E essa relação se complexifica na medida em que essa sua
concepção bélica identifica tanto o conflito entre autonomias cristãs
257
quanto aquele entre uma autonomia cristã e outra infiel dentro do
mesmo horizonte normativo. Ambas se pautam pelas limitações
estabelecidas pelas teorias de guerra justa, as quais são estendidas a
todos os combatentes, sejam fiéis ou infiéis, mas as acepções jurídicas
do conflito não se resumem a essas percepções a partir do momento que
elas adquirem um caráter secundário na medida em que todo e qualquer
conflito bélico deve ser precedido de uma investigação judicial na qual
se busque provar a justiça do conflito. Um conflito sem essa
comprovação não é justo, o que dá a outra parte a possibilidade de
defesa justa, bem como de reparação por eventuais danos causados. Esse
é, por si só, um ambiente justo, propenso à existência de uma relação de
justiça que pode ser denominada ius gentium.
Assim, apesar de não se propor claramente a empreender uma
modificação dos atributos definidores do ius gentium medieval, as
circunstâncias históricas levaram Vladimiri a empreender uma
redefinição da praxis relacional na qual as previsões jurídicas antes
previstas para os conflitos intracristandade devessem ser
obrigatoriamente estendidas às zonas de fratura da moral cristã,
principalmente nas conflituosas regiões de fronteira nas quais o choque
entre as diferentes culturas era inevitável.
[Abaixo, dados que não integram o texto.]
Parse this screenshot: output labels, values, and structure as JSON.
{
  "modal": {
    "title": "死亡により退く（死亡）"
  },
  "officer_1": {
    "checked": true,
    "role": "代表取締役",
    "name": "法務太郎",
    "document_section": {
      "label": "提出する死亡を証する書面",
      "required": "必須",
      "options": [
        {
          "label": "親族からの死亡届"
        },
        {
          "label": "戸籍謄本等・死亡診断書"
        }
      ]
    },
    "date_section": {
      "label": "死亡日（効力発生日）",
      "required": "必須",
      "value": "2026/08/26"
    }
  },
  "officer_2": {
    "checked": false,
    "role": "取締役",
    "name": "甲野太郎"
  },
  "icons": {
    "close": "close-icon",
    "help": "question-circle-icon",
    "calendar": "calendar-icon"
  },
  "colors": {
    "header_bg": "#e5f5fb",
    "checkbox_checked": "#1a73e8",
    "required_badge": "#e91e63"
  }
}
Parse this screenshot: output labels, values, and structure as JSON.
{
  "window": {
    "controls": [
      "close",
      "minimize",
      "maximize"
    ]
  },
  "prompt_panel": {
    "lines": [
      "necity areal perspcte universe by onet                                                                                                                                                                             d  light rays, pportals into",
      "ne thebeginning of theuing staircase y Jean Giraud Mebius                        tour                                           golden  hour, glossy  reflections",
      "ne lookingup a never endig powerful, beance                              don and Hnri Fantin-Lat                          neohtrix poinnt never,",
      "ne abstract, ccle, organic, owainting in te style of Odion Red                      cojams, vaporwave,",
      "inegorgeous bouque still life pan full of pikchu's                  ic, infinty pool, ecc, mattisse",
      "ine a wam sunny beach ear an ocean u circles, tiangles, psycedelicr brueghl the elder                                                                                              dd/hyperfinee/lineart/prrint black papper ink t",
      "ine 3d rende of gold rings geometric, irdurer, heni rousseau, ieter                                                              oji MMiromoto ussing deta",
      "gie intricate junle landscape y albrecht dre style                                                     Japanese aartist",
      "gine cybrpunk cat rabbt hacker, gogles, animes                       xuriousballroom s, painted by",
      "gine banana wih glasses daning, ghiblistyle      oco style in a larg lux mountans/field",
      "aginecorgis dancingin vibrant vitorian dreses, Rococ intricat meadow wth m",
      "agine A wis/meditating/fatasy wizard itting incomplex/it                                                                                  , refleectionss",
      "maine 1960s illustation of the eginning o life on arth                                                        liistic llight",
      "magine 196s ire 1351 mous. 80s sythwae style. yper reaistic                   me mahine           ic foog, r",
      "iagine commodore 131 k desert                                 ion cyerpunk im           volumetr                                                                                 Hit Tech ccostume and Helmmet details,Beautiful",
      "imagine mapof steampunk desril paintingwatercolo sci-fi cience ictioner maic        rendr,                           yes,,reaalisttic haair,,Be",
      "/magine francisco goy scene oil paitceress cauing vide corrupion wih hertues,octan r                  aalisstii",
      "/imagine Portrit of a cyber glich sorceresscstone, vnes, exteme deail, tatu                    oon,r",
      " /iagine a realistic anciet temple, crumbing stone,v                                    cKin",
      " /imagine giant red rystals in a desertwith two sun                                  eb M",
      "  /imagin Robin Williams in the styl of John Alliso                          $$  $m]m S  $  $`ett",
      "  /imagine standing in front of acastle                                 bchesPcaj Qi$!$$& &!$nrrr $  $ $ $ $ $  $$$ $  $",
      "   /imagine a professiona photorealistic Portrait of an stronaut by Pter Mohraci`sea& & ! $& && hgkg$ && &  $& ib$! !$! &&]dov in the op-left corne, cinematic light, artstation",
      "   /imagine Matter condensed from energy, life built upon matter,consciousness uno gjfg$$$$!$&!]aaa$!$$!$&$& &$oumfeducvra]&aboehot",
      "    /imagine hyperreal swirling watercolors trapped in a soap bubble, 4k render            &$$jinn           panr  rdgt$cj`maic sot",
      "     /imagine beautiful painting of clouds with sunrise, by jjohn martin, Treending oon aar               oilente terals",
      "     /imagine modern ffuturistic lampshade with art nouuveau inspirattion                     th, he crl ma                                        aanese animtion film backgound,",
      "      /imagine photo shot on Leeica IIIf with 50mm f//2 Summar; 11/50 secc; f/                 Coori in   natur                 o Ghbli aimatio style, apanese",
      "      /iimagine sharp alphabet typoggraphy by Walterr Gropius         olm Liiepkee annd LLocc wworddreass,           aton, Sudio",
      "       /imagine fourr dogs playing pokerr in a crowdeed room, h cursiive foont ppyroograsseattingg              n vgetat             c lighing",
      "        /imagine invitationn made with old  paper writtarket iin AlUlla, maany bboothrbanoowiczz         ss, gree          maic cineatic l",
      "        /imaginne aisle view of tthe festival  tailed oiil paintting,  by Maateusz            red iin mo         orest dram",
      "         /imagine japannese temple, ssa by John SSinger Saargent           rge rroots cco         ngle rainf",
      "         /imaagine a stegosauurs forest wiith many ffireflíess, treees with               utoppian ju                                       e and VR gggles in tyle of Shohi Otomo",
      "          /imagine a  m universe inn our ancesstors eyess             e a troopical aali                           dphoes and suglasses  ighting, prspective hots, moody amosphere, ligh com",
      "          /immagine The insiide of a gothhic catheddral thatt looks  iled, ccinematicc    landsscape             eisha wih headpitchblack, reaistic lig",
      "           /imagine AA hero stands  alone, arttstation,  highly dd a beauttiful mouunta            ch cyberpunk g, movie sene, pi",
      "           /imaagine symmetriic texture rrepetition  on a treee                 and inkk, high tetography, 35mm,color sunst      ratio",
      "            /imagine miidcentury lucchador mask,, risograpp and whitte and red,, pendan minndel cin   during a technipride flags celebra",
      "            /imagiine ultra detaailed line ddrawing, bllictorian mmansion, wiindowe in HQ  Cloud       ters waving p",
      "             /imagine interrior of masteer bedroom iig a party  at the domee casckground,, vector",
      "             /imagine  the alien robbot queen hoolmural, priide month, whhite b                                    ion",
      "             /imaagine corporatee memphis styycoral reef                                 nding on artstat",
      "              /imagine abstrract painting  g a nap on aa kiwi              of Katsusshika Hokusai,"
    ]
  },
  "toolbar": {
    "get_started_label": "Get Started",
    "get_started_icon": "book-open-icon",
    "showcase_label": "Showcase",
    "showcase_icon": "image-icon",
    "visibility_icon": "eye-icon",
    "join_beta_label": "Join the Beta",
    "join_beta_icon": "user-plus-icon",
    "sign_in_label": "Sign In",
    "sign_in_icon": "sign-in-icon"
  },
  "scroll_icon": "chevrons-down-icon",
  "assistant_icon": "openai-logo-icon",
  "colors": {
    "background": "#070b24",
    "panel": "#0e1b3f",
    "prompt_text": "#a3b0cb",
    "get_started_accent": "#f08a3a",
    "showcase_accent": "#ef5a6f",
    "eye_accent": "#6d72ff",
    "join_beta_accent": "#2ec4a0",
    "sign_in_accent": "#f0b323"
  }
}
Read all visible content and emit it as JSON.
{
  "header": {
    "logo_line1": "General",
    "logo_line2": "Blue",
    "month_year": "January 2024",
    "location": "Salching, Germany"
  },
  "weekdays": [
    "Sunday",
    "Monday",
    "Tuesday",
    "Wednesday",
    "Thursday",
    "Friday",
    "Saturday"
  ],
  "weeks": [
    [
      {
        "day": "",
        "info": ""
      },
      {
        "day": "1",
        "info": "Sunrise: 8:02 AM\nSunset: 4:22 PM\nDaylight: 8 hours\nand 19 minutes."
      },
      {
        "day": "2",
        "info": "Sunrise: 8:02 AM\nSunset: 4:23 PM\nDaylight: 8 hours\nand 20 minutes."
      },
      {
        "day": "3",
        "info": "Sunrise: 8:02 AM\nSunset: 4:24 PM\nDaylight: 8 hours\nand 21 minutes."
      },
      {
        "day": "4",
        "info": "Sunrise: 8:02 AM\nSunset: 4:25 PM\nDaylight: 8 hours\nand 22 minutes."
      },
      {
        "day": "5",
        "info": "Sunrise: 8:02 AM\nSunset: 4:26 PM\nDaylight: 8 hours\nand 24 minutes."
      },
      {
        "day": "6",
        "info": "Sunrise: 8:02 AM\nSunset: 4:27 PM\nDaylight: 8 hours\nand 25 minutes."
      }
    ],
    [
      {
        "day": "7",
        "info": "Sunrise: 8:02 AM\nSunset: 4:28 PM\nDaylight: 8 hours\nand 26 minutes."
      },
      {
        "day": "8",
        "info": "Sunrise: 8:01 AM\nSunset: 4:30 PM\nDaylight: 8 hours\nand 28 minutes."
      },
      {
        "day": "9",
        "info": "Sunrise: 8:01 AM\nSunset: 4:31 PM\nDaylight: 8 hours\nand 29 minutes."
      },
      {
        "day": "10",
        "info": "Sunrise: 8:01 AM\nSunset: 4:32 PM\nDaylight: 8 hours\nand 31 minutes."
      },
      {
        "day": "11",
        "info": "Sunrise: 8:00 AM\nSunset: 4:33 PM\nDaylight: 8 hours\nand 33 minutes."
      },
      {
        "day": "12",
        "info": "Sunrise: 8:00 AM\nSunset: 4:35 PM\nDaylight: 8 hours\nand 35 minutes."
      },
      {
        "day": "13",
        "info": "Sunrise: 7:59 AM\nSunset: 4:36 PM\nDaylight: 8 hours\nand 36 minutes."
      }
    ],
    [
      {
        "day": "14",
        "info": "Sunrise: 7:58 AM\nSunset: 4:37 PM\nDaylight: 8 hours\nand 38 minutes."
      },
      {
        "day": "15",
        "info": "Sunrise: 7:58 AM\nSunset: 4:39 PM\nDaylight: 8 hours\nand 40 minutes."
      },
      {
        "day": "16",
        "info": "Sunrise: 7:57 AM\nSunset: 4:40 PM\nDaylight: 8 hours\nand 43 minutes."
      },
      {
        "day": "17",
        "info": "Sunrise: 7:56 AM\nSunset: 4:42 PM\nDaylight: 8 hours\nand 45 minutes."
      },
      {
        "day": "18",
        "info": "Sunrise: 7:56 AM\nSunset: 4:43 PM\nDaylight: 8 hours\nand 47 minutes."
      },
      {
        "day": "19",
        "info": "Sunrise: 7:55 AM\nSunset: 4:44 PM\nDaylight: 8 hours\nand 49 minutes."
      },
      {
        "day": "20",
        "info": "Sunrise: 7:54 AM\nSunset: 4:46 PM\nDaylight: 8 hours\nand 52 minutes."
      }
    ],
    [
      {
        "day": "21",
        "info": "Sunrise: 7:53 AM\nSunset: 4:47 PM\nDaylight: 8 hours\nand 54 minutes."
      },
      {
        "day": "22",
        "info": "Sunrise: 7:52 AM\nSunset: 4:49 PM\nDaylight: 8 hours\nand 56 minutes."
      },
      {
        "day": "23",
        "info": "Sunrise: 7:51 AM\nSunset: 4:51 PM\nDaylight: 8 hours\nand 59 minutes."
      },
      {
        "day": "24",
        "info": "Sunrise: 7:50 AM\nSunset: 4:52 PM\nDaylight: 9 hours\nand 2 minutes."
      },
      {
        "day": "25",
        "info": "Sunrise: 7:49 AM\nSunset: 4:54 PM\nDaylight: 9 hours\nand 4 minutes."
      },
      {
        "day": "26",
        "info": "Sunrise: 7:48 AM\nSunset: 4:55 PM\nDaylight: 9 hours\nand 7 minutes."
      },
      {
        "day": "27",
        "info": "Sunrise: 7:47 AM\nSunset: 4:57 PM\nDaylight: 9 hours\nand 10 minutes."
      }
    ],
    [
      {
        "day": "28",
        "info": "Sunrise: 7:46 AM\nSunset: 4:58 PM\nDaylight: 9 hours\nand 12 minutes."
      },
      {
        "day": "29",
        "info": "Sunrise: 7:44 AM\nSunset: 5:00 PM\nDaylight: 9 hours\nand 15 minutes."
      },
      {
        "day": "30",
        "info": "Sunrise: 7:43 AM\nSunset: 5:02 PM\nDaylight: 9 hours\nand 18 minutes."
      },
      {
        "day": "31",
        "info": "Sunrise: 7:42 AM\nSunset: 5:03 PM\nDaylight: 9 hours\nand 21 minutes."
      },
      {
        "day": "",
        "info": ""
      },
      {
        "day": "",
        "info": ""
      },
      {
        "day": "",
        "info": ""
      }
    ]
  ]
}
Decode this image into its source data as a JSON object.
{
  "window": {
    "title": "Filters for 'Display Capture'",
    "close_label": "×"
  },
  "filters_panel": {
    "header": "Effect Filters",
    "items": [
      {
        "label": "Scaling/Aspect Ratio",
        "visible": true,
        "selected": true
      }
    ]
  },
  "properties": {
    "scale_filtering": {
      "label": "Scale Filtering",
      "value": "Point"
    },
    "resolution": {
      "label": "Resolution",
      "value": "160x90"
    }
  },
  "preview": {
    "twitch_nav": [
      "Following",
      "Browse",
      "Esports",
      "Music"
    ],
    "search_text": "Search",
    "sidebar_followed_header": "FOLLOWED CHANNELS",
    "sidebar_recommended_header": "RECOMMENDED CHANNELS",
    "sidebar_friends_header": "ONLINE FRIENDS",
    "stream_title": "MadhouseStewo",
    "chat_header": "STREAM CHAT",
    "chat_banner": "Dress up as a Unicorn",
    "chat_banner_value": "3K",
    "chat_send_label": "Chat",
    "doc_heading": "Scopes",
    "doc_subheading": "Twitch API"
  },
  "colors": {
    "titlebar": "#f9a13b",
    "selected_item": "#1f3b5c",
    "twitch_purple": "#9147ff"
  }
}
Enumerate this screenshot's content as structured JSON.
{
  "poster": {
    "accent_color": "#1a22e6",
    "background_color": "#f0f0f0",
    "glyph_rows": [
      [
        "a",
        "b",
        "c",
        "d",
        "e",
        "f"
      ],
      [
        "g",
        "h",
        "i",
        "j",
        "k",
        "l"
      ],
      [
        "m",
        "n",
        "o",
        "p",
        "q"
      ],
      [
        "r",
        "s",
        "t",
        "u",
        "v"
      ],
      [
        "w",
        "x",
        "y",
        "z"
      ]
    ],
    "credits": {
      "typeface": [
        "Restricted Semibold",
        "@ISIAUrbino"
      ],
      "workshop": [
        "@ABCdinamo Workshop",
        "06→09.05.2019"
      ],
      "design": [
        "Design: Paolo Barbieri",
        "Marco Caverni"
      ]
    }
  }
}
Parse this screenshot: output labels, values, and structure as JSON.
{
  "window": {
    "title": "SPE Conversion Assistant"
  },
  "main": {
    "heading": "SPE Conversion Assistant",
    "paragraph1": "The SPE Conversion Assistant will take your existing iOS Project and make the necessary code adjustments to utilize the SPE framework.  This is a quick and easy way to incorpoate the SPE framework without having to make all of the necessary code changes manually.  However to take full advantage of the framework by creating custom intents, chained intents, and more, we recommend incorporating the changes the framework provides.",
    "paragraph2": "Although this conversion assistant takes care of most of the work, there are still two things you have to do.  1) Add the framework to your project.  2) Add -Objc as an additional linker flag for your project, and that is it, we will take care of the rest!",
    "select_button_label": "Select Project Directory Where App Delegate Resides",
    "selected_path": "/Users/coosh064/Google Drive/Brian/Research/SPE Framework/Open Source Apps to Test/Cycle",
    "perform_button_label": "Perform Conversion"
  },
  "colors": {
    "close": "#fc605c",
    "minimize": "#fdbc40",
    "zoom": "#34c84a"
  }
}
E essa extensão deveria ser
pautada pela judicialização do conflito como requisito fundamental de
sua validade.
É assim que podemos afirmar que as diferenças históricas que
levaram Vladimiri a teorizar, ou melhor, a instrumentalizar o direito da
guerra a favor dos infiéis e Vitoria teorizá-lo a partir dos olhos do
colonizador foram determinantes nas estruturas de ius gentium que
surgem nas obras desses autores. Em Vladimiri adquire um caráter
prático e virtualmente universal, estruturado dentro de um contexto
dialógico efetivo, mas que, no entanto, pode ser apreendido apenas a
partir de elementos argumentativos da obra, pois não está teoricamente
especificado enquanto tal. A necessidade de permanecer dentro dos
padrões comunicacionais presentes nos discursos medievais da guerra
justa dificultava a elaboração refinada de conceitos inovadores e isso é
ainda mais verdadeiro no caso do polonês. Já Vitoria se propõe, de fato,
a estabelecer de maneira nítida essa nova concepção de ius gentium e
nesse caminho acaba por identificá-lo, mais corretamente do que
qualquer outro teórico antes dele, enquanto fenômeno intimamente
ligado às inovadoras e desafiantes relações inter-repúblicas e não mais
dentro das relações humanas desprovidas de autoridade superior. No
entanto, a prática subjacente a esta concepção, e as suas teorizações
acerca dos conflitos levam a uma conclusão completamente oposta, pois
258
denotam o recrudescimento da guerra enquanto elemento de dominação,
na qual os elementos universalizantes do ius gentium são apenas um
discurso que se interpõe entre a teoria e a prática relacional impositiva e
interessada. Neste universo teórico idílico de Vitoria, o infiel não tem
voz audível aos ouvidos europeus.
259
7 CONCLUSÕES
A existência de um ordenamento jurídico relativo a uma realidade
relacional é caracterizada a partir dos seus sujeitos e, principalmente,
das características estruturais que os mesmos apresentam. Assim, dentro
de uma comunidade relacional composta por Estados, caracterizados
enquanto sujeitos soberanos e formalmente semelhantes, o elemento
ordenativo constituinte é o direito internacional. Desta relação entre os
sujeitos e o ordenamento que estrutura a sociedade por eles composta
pode-se imediatamente inferir que a existência deste elemento jurídico-
estruturante está diretamente relacionado com o momento em que os
primeiros sujeitos qualificados nos termos daquela sociedade surjam e
iniciem um processo relacional dentro dos parâmetros de qualificação
estabelecidos por sua natureza e suas peculiaridades. E, dentro das
concepções aceitas do direito internacional enquanto uma relação entre
Estados soberanos, ou seja, munidos de autonomia voluntarista e
igualdade paritária formal de pressupostos de autoridade, pode-se falar
de uma comunidade internacional constituída por um substrato
ordenatório jurídico apenas a partir do surgimento e centralização do
poder medieval em torno de entidades autônomas e que se considerem
superior potestas. Isso ocorrerá na Europa apenas a partir do século XI,
com a centralização do ordenamento canônico em torno do papado e
depois, paulatinamente, com a entrada de outras autonomias estatais
laicas e centralizadas, até a generalização do fenômeno no século XVII e
a constituição de uma comunidade internacional que subsiste sem
profundas alterações até os dias de hoje.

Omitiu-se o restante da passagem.